We present here a re-inscription of the geological, through the lenses of literature, the arts and philosophy, a humble offering to our globe and fellow terreans. Our unending appreciation and adulation to the people we are featuring in the Pitch Drop issue: Anders Kolle, Jonathan Kemp, Marin Abell, Martin Howse, Jeffrey Cohen, Rosemary Emma Lee, Will Schrimshaw, and Jussi Parikka.
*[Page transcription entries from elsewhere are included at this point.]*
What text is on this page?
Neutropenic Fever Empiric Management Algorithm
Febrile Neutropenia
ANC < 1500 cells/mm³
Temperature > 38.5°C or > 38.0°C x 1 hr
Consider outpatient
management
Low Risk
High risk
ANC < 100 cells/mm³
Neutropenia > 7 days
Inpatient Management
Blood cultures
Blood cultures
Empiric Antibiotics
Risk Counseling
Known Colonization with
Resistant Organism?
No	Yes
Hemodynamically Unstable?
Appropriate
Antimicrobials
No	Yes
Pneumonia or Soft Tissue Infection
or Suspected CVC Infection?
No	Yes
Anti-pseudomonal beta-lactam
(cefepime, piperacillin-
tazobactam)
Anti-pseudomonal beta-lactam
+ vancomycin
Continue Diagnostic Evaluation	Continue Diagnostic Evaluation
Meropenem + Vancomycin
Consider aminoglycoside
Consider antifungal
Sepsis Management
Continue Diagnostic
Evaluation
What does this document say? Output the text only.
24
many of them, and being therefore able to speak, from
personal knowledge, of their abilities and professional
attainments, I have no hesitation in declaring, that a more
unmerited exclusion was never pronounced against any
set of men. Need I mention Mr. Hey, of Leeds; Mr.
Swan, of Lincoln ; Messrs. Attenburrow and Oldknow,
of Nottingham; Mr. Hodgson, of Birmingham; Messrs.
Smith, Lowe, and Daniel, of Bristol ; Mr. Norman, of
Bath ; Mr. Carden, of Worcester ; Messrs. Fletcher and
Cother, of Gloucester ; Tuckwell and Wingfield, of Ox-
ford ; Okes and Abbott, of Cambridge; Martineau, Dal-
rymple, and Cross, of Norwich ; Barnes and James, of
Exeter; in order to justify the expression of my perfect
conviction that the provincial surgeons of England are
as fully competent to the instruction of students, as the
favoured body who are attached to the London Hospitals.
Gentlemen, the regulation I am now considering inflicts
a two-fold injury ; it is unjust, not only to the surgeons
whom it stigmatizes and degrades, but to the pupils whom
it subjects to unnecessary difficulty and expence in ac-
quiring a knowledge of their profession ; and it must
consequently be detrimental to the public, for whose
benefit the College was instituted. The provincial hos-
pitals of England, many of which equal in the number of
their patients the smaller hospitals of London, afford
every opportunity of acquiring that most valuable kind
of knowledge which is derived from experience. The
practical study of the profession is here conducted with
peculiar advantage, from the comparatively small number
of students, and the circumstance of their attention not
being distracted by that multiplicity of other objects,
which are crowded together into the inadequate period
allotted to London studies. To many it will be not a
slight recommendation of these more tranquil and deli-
Each article in this issue is accompanied by an ‘icon’, in this case the image of a mineral species derived by Marin Abell ( from The Mineralogy Database (, a bottom-up cultivation across a range of geomorphological processes — temperature and pressure range diffractions. Some of these crystalline structures grow through rhythmic deposition, some through turbulent heat, and some through the scratching and scraping of the earth’s crust against itself. They embody structures in cooperation that: have common uses, pose human health risks, vary in degrees of radioactivity, and have as yet undiscovered relations to human and nonhuman entities:

1. Barahonaite (Fe) (for the letter from the Editors)
2. Bussyite (Ce) (for the Copenhagen Invitation by Jamie Allen)
3. Chloritic Clays (for Geophilia, or The Love of Stone by Jeffrey J. Cohen)
4. Clinoptilolite (for Pitch Drop by Jonathan Kemp)
5. Eyselite (for Mutating Media Ecologies by Jussi Parikka)
6. Haleniusite (La) (for Ground Control: A Humbling Shift by Marin Abell)
7. Panichiite (for Returned to the Earth by Martin Howse)
8. Pakhomovskyite (for Darwin's cicadas and lines of life by Anders Kolle)
9. Hillite (for Stack, Frame, Heap by Martin Howse, Jonathan Kemp)
10. Henrymeyerite (for by University of Queensland)
11. Kaolinite (for The Sand Timer by Rosemary Lee)
12. Perroudite (for Notes on Gephonography by Will Scrimshaw)

18th Century debates between Plutonists and Neptunists were more than mere esoteric argumentation between geology nerds, but importantly made for a particular kind of social and intellectual personhood. Where you stood on the matter signified a progressive or regressive worldview. Geological thinking was once a primary mark of what it was to be a thoughtful being, expressed either as the violent scream of rocky topologies birthed from a volcano, or in the quiet shuffling of crystal formations in the ocean. The Pitch Drop issue of continent. essays the drop of a needle into the groove of a revolving and evolving globe. Let's listen.